De Villiers has named his big guns as the Springboks look to add the Tri Nations silverware to last year's Webb Ellis Trophy. A giant front-row of CJ van der Linde, John Smit and Gurthro Steenkamp is backed up by the twin towers of Victor Matfield and Bakkies Botha, and a world-class, no-nonsense back-row trio of Schalk Burger, Juan Smith and Joe van Niekerk.
Any international coach who can leave out game-breakers Pierre Spies and Ryan Kankowski is laughing all the way to the winner's circle. Jean de Villiers can lay claim to being the world's best inside centre, while Conrad Jantjes' genius at the back is keeping Montgomery on the pine. And then there's Butch James kicking the points and the small matter of wingers Bryan Habana and Odwa Ndungane, who could probably make a Commonwealth Games 100m semi-final, if they got bored with rugby.
On paper, it's a side that should win on Saturday. Fortunately for an All Black team defending a five-year unbeaten run at home, rugby is played on grass. And in Wellington, it's often played on mud in driving rain - just ask the Irish.
For his part, Graham Henry has picked a solid front-row of Greg Somerville, Andrew Hore and Tony Woodcock - although home fans are still mourning Carl Hayman's move to Newcastle - while lock Brad Thorn is the one New Zealander who can match a Springbok forward in the physicality stakes.
Fellow second-rower Ali Williams has seen off an ankle injury to start, but the absence of star skipper Richie McCaw means all eyes are on a brittle-looking back-row of Adam Thomson, stand-in captain Rodney So'oialo and Jerome Kaino.

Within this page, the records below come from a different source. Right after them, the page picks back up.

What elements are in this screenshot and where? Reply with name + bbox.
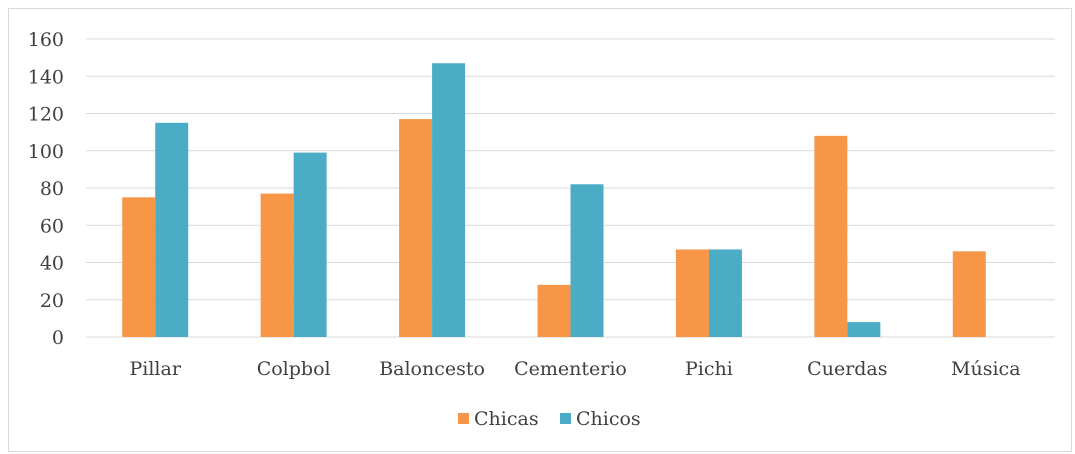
x-tick-label: Cuerdas	[807, 358, 887, 380]
bar-chicos-pichi	[708, 249, 742, 337]
x-tick-label: Colpbol	[257, 358, 331, 380]
x-tick-label: Música	[951, 358, 1021, 380]
y-axis-ticks: 0 20 40 60 80 100 120 140 160	[28, 29, 64, 349]
y-tick-label: 20	[40, 290, 64, 312]
y-tick-label: 80	[40, 178, 64, 200]
y-tick-label: 100	[28, 141, 64, 163]
x-axis-ticks: Pillar Colpbol Baloncesto Cementerio Pichi Cu…	[129, 358, 1020, 380]
x-tick-label: Pichi	[685, 358, 733, 380]
legend-swatch-chicos	[560, 413, 571, 424]
legend-label-chicas: Chicas	[474, 408, 539, 430]
x-tick-label: Cementerio	[514, 358, 627, 380]
legend-swatch-chicas	[458, 413, 469, 424]
bar-chicas-pillar	[122, 197, 156, 337]
legend-label-chicos: Chicos	[576, 408, 641, 430]
bars	[122, 63, 986, 338]
y-tick-label: 120	[28, 104, 64, 126]
bar-chicas-baloncesto	[399, 119, 433, 338]
y-tick-label: 160	[28, 29, 64, 51]
bar-chicas-cuerdas	[814, 135, 848, 337]
bar-chicos-cuerdas	[847, 322, 881, 337]
bar-chicas-música	[952, 251, 986, 337]
x-tick-label: Baloncesto	[379, 358, 485, 380]
y-tick-label: 0	[52, 327, 64, 349]
y-tick-label: 140	[28, 66, 64, 88]
bar-chicas-pichi	[675, 249, 709, 337]
gridlines	[86, 38, 1055, 338]
bar-chicos-cementerio	[570, 184, 604, 337]
bar-chicos-pillar	[155, 122, 189, 337]
y-tick-label: 60	[40, 215, 64, 237]
bar-chicas-cementerio	[537, 284, 571, 337]
bar-chicas-colpbol	[260, 193, 294, 337]
legend: Chicas Chicos	[458, 408, 641, 430]
bar-chicos-baloncesto	[432, 63, 466, 338]
y-tick-label: 40	[40, 253, 64, 275]
bar-chicos-colpbol	[293, 152, 327, 337]
x-tick-label: Pillar	[129, 358, 181, 380]
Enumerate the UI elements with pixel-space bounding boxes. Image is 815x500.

And while Mils Muliaina will back himself against Jantjes in the No 15 battle, it's the man in the No 10 jersey who holds the key to the outcome of this match.
When Dan Carter is in form, there's not a player in world rugby who can touch him - figuratively and literally. He's played 47 Tests and felt defeat only five times. His 731 Test points have come at a rate of 15.5 games, meaning the 26-year-old will pass Jonny Wilkinson's world record well before his 30th birthday. His dangerous running has resulted in 23 Test tries, and few Lions fans will forget his one-man demolition job in the second Test in 2005.
And if he bosses the game on Saturday with his goal-kicking and silky running skills, McGeechan may sit up a bit straighter in his chair. He knows better than most in Britain that a certain young Wasps fly-half has similar abilities.